(fil-fax 26/07/12)
Cela fait à peine un mois que la salle permanente de la collection égyptienne a rouvert au musée départemental des Antiquités à Rouen. Déjà, le nombre de visiteurs a doublé ce mois-ci par rapport à juillet 2010, dernier mois de référence sans exposition temporaire. Preuve que le public voue toujours une curiosité particulière aux mystères entourant les pharaons, les chiffres parlent d’eux-mêmes. La collection égyptienne fut ôtée aux yeux rouennais en 2006 et le musée perdit alors 9.000 visiteurs par rapport à 2005. « C’est à cause de ça que nous avons décidé de rénover la salle permanente égyptienne, et aussi parce que la réserve débordait », sourit Caroline Dorion-Peyronnet, le conservateur du patrimoine.

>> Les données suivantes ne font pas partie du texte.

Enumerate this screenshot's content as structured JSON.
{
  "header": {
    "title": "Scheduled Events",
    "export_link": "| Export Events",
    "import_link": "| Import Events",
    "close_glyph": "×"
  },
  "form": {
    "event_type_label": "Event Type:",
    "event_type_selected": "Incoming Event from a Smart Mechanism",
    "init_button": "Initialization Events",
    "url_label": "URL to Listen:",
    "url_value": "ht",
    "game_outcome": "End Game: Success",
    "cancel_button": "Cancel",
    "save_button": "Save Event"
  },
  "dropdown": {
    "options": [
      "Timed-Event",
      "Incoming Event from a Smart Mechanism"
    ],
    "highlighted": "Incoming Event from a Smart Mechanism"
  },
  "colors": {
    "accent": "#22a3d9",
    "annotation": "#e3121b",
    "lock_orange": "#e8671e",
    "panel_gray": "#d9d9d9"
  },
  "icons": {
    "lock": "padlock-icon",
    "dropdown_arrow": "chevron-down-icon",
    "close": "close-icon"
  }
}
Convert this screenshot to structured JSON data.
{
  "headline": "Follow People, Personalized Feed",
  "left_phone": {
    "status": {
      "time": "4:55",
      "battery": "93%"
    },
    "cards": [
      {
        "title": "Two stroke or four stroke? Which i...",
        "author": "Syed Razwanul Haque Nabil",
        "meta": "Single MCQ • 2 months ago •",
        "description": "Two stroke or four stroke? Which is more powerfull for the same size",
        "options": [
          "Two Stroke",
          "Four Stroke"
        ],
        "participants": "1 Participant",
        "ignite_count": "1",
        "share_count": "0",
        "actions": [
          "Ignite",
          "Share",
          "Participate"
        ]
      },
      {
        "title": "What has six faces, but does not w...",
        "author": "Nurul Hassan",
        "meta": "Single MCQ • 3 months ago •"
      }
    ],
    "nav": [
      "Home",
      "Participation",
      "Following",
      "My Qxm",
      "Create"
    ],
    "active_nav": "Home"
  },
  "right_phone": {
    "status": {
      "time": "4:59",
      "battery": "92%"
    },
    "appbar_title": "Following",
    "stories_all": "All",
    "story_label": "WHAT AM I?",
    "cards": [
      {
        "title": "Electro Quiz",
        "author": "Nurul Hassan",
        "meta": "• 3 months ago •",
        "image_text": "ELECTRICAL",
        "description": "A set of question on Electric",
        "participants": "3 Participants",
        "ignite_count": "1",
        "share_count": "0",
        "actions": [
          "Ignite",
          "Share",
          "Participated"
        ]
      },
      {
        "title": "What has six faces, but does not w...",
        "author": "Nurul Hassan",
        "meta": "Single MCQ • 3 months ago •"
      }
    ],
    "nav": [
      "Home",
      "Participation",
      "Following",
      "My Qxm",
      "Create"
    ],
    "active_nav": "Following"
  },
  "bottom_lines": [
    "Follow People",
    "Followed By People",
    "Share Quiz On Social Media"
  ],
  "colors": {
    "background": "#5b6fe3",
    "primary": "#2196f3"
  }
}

La nouvelle salle, financée par le département de la Seine-Maritime et par l’Etat, fait 70 m² et accueille 200 objets, dont 3 dépôts provenant du musée du Louvre. La plupart ont profité de cette mise à l’ombre de plusieurs années pour être restaurés et étudiés au C2RMF (Centre de Recherche et de Restauration des Musées de France). Comme ces deux momies de femme et d’enfant ou ce sarcophage datant de la 22ème dynastie des pharaons (environ 950 avant J.C.).
Aujourd’hui il est donc possible de les admirer dans une salle divisée en trois grandes thématiques : les rites funéraires, les croyances religieuses et la vie quotidienne. « Il nous était malheureusement impossible de relater l’immense histoire de l’Egypte ancienne de façon chronologique c’est pour cela qu’il nous a fallu faire des choix mais nous avons de bons retours, les gens sont contents », se félicite Madame le conservateur.
Le succès est au rendez-vous « et cela malgré la suppression de l’Egypte au programme des élèves de 6ème », regrette amèrement celle qui est historienne de formation. « Nous devons parfois faire preuve de pédagogie et suppléer à l’éducation nationale car les visiteurs n’ont plus les bases ».